One thing they pointed out was that once the ECDH symmetric key is derived, it could be exposed on the browser. Since the derived key is non-ephemeral, an attacker that obtains that key could use it to decrypt all past and future messages. I thought that Enigma was also using a similar non-ephemeral symmetric key. But I think my understanding was incorrect. Now I have a bunch of questions, for which I apologize in advance. All of this is concerning the Discovery release encryption implementation with the symmetric key.
Referring to the Enigma docs, this says that “The one-time symmetric key is generated with a key derivation function (KDF) that is yet to be specified”. Is it supposed to say “The one-time asymmetric key-pair key is generated with a key derivation function (KDF) that is yet to be specified”? Or is the KDF function related to ECDH somehow, and used in order to generate the symmetric key?
Is the use of a KDF the reason why it’s not an issue for the user to decrypt data that has been encrypted and stored with other one-time symmetric keys (generated from the use of one-time asymmetric pairs, which are generated with the KDF from the master key)?
If there is a KDF being applied to a master key, is this master key provided by the user? Does this mean the Dapp user has to call Enigma’s JS code with their private key? This is my primary concern, and is the reason why I want to enable the use of hardware wallets for this interaction.
I’m still not sure how a hardware wallet would be used for this. Would the firmware need to implement the same KDF function that Enigma chooses? If this is the case, would it possible to take hardware wallet implementations into consideration when determining that step? I think that it’s important that hardware wallets are used if Enigma is meant to be usable by the average person, and not just those who know how to set up a secure environment when using their private key.
I also realized I still don’t understand what the Dapp config is in the doc here. Is it part of the JS Enigma library on the frontend side?
Edit: I’m thinking now that the Dapp config is the application code on top of the Enigma library, since there’s already a client library in that diagram. If this is correct, how does it generate the
appKey mentioned in the diagram? Is this derived from the user’s key pair somehow?
I confused myself, please ignore the wall of text above. I think the Enigma protocol doesn’t require a hardware wallet at all to establish a symmetric key. Using a hardware wallet would only make sense if the key generation and message encryption were both done on that, as Victor suggested already. Aside from encrypting messages for Enigma, the user could use a hardware wallet to interact with the Dapp as usual, which I didn’t realize initially.
Here’s my current understanding of how the encryption process works:
- The Dapp config generates a random one-time asymmetric key pair.

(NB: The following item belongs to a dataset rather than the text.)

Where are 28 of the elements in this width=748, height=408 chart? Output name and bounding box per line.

This does not require an existing private key.
- The private key of this generated key pair, and the public key of an enclave node, are used with ECDH to derive a shared secret.
- This shared secret is not suitable to be used directly as a shared key, so it’s passed through a KDF. The resulting shared key is used to encrypt transactions for Enigma.

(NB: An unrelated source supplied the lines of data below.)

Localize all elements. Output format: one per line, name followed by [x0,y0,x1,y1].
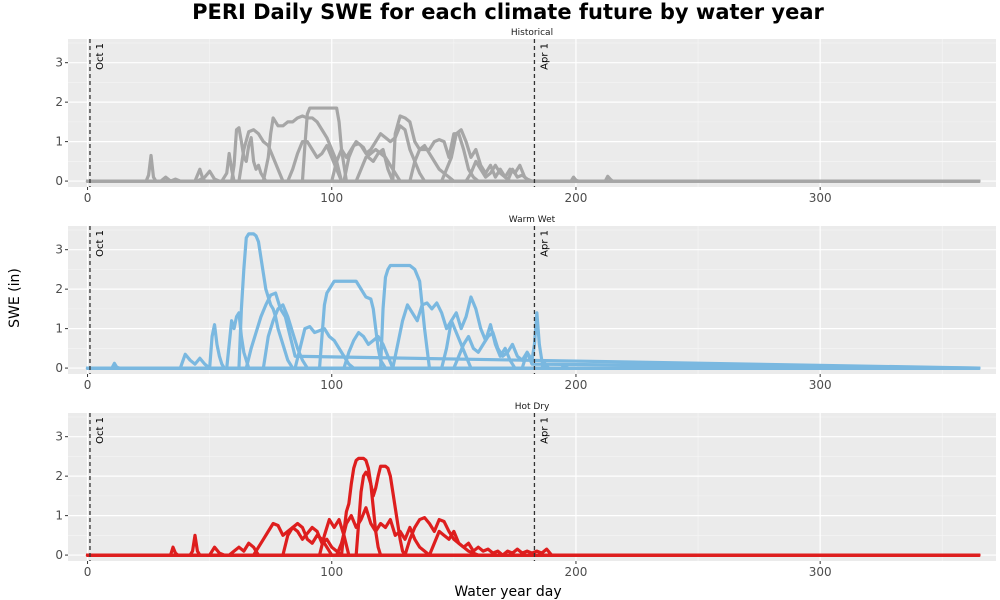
y-tick-label: 0 [55,548,63,562]
y-tick-label: 1 [55,135,63,149]
facet-label: Historical [511,28,553,38]
series-line-12 [85,147,981,183]
y-tick-label: 0 [55,174,63,188]
series-line-11 [85,529,981,557]
y-axis-label: SWE (in) [7,268,23,328]
series-line-11 [85,330,981,370]
x-tick-label: 100 [320,191,343,205]
series-line-5 [85,291,981,370]
series-line-9 [85,263,981,370]
panel-background [68,413,996,561]
x-tick-label: 100 [320,565,343,579]
chart-title: PERI Daily SWE for each climate future b… [192,0,824,24]
x-tick-label: 300 [809,378,832,392]
series-line-13 [85,114,981,183]
x-tick-label: 200 [565,565,588,579]
series-line-19 [85,174,981,183]
y-tick-label: 2 [55,469,63,483]
series-line-15 [85,128,981,183]
reference-line-label: Oct 1 [95,230,106,257]
panel-background [68,39,996,187]
y-tick-label: 3 [55,243,63,257]
series-line-12 [85,547,981,557]
y-tick-label: 1 [55,509,63,523]
reference-line-label: Oct 1 [95,43,106,70]
series-line-12 [85,295,981,370]
x-tick-label: 200 [565,191,588,205]
y-tick-label: 2 [55,95,63,109]
panel-1: Warm Wet 0 1 2 3 0 100 200 300 Oct 1 Apr 1 [55,215,996,392]
reference-line-label: Apr 1 [539,417,550,444]
y-tick-label: 1 [55,322,63,336]
series-line-9 [85,506,981,557]
x-tick-label: 0 [84,565,92,579]
series-line-14 [85,311,981,370]
y-tick-label: 3 [55,430,63,444]
series-line-10 [85,124,981,183]
x-tick-label: 300 [809,191,832,205]
series-line-7 [85,114,981,183]
x-tick-label: 100 [320,378,343,392]
series-line-6 [85,128,981,183]
series-line-10 [85,515,981,557]
y-tick-label: 2 [55,282,63,296]
x-tick-label: 0 [84,378,92,392]
series-line-13 [85,330,981,370]
series-line-4 [85,232,981,370]
panel-0: Historical 0 1 2 3 0 100 200 300 Oct 1 Apr 1 [55,28,996,205]
y-tick-label: 0 [55,361,63,375]
series-line-5 [85,525,981,557]
reference-line-label: Apr 1 [539,43,550,70]
x-tick-label: 300 [809,565,832,579]
panel-background [68,226,996,374]
panel-2: Hot Dry 0 1 2 3 0 100 200 300 Oct 1 Apr 1 [55,402,996,579]
x-tick-label: 200 [565,378,588,392]
reference-line-label: Apr 1 [539,230,550,257]
series-line-6 [85,517,981,557]
facet-label: Warm Wet [509,215,556,225]
y-tick-label: 3 [55,56,63,70]
facet-label: Hot Dry [515,402,550,412]
series-line-8 [85,106,981,183]
x-tick-label: 0 [84,191,92,205]
x-axis-label: Water year day [454,584,561,600]
series-line-16 [85,159,981,183]
reference-line-label: Oct 1 [95,417,106,444]
series-line-16 [85,364,981,370]
series-line-10 [85,301,981,370]
series-line-6 [85,303,981,370]
series-line-5 [85,126,981,183]
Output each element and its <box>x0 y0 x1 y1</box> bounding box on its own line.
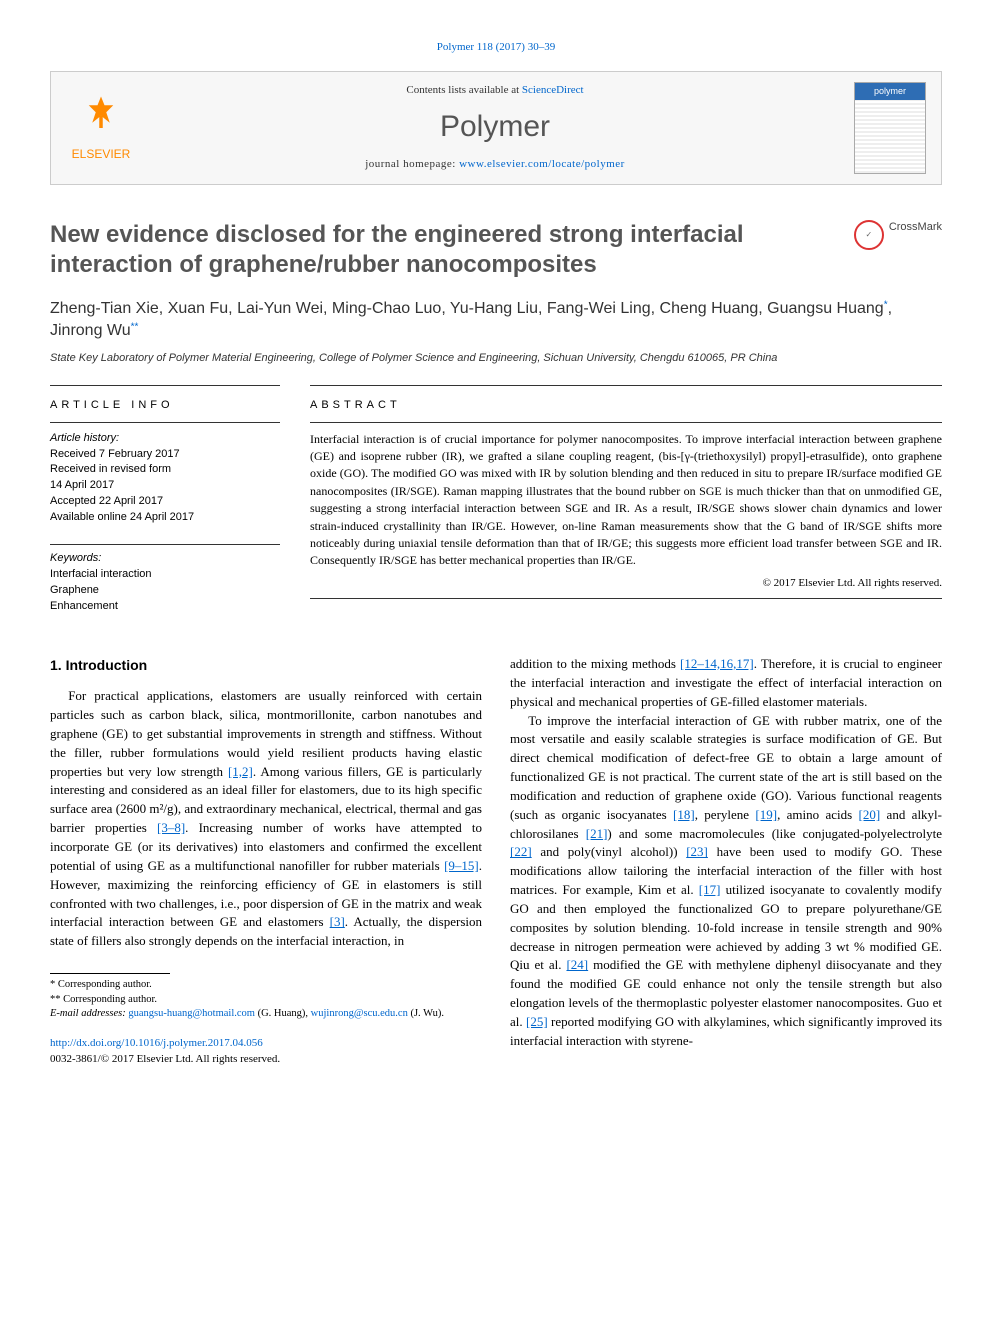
email-line: E-mail addresses: guangsu-huang@hotmail.… <box>50 1007 482 1022</box>
keyword-2: Graphene <box>50 583 280 599</box>
doi-link[interactable]: http://dx.doi.org/10.1016/j.polymer.2017… <box>50 1037 263 1049</box>
footnotes: * Corresponding author. ** Corresponding… <box>50 978 482 1022</box>
email-who-1: (G. Huang), <box>255 1008 311 1019</box>
corr-note-1: * Corresponding author. <box>50 978 482 993</box>
homepage-link[interactable]: www.elsevier.com/locate/polymer <box>459 158 625 170</box>
journal-name: Polymer <box>136 105 854 149</box>
authors-main: Zheng-Tian Xie, Xuan Fu, Lai-Yun Wei, Mi… <box>50 300 884 317</box>
copyright-line: © 2017 Elsevier Ltd. All rights reserved… <box>310 576 942 592</box>
ref-link[interactable]: [25] <box>526 1014 548 1029</box>
page: Polymer 118 (2017) 30–39 ELSEVIER Conten… <box>0 0 992 1098</box>
contents-text: Contents lists available at <box>406 84 521 96</box>
article-info-column: ARTICLE INFO Article history: Received 7… <box>50 385 280 615</box>
email-who-2: (J. Wu). <box>408 1008 444 1019</box>
ref-link[interactable]: [20] <box>859 807 881 822</box>
text-run: To improve the interfacial interaction o… <box>510 713 942 822</box>
intro-heading: 1. Introduction <box>50 655 482 675</box>
history-revised-line2: 14 April 2017 <box>50 478 280 494</box>
text-run: , amino acids <box>777 807 858 822</box>
ref-link[interactable]: [23] <box>686 844 708 859</box>
email-link-1[interactable]: guangsu-huang@hotmail.com <box>128 1008 255 1019</box>
corr-mark-2[interactable]: ** <box>131 322 139 338</box>
footnote-separator <box>50 973 170 974</box>
ref-link[interactable]: [24] <box>566 957 588 972</box>
abstract-label: ABSTRACT <box>310 398 942 414</box>
cover-label: polymer <box>855 83 925 100</box>
article-info-label: ARTICLE INFO <box>50 398 280 414</box>
history-received: Received 7 February 2017 <box>50 447 280 463</box>
ref-link[interactable]: [17] <box>699 882 721 897</box>
intro-paragraph-1: For practical applications, elastomers a… <box>50 687 482 951</box>
text-run: reported modifying GO with alkylamines, … <box>510 1014 942 1048</box>
right-column: addition to the mixing methods [12–14,16… <box>510 655 942 1068</box>
body-columns: 1. Introduction For practical applicatio… <box>50 655 942 1068</box>
crossmark-icon: ✓ <box>854 220 884 250</box>
crossmark-badge[interactable]: ✓ CrossMark <box>854 220 942 280</box>
ref-link[interactable]: [9–15] <box>444 858 479 873</box>
crossmark-label: CrossMark <box>889 220 942 236</box>
ref-link[interactable]: [1,2] <box>228 764 253 779</box>
intro-paragraph-1-cont: addition to the mixing methods [12–14,16… <box>510 655 942 712</box>
history-revised-line1: Received in revised form <box>50 462 280 478</box>
elsevier-tree-icon <box>80 93 122 142</box>
history-heading: Article history: <box>50 431 280 447</box>
ref-link[interactable]: [19] <box>755 807 777 822</box>
keyword-3: Enhancement <box>50 599 280 615</box>
ref-link[interactable]: [3–8] <box>157 820 185 835</box>
text-run: and poly(vinyl alcohol)) <box>532 844 687 859</box>
history-accepted: Accepted 22 April 2017 <box>50 494 280 510</box>
text-run: , perylene <box>695 807 756 822</box>
abstract-text: Interfacial interaction is of crucial im… <box>310 431 942 570</box>
email-label: E-mail addresses: <box>50 1008 128 1019</box>
journal-header: ELSEVIER Contents lists available at Sci… <box>50 71 942 185</box>
email-link-2[interactable]: wujinrong@scu.edu.cn <box>311 1008 408 1019</box>
homepage-line: journal homepage: www.elsevier.com/locat… <box>136 157 854 173</box>
issn-copyright: 0032-3861/© 2017 Elsevier Ltd. All right… <box>50 1052 482 1068</box>
ref-link[interactable]: [21] <box>586 826 608 841</box>
ref-link[interactable]: [22] <box>510 844 532 859</box>
intro-paragraph-2: To improve the interfacial interaction o… <box>510 712 942 1051</box>
publisher-logo: ELSEVIER <box>66 93 136 163</box>
affiliation: State Key Laboratory of Polymer Material… <box>50 351 942 367</box>
corr-note-2: ** Corresponding author. <box>50 993 482 1008</box>
author-list: Zheng-Tian Xie, Xuan Fu, Lai-Yun Wei, Mi… <box>50 298 942 343</box>
ref-link[interactable]: [18] <box>673 807 695 822</box>
contents-line: Contents lists available at ScienceDirec… <box>136 83 854 99</box>
top-citation: Polymer 118 (2017) 30–39 <box>50 40 942 56</box>
keywords-heading: Keywords: <box>50 551 280 567</box>
sciencedirect-link[interactable]: ScienceDirect <box>522 84 584 96</box>
left-column: 1. Introduction For practical applicatio… <box>50 655 482 1068</box>
paper-title: New evidence disclosed for the engineere… <box>50 220 834 280</box>
homepage-prefix: journal homepage: <box>365 158 459 170</box>
history-online: Available online 24 April 2017 <box>50 510 280 526</box>
keyword-1: Interfacial interaction <box>50 567 280 583</box>
journal-cover-thumb: polymer <box>854 82 926 174</box>
doi-block: http://dx.doi.org/10.1016/j.polymer.2017… <box>50 1036 482 1068</box>
ref-link[interactable]: [12–14,16,17] <box>680 656 754 671</box>
text-run: addition to the mixing methods <box>510 656 680 671</box>
publisher-name: ELSEVIER <box>72 146 131 163</box>
text-run: ) and some macromolecules (like conjugat… <box>607 826 942 841</box>
abstract-column: ABSTRACT Interfacial interaction is of c… <box>310 385 942 615</box>
ref-link[interactable]: [3] <box>330 914 345 929</box>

- If the user wants to store data, they encrypt the data with this shared key and send it to the Dapp, along with the public key of the one time key pair. The Dapp somehow stores the encrypted data along with this public key.
- If a user wants to retrieve data from storage, this transaction is brokered through the Dapp, which will identify the user based on the public key they use to sign that transaction. It would then retrieve the stored data by somehow looking up the one-time public key that was associated with it.
@victor are the steps above correct? I’m still unclear on how encrypted data is stored and retrieved, if each message needs a one time public key to be stored with it.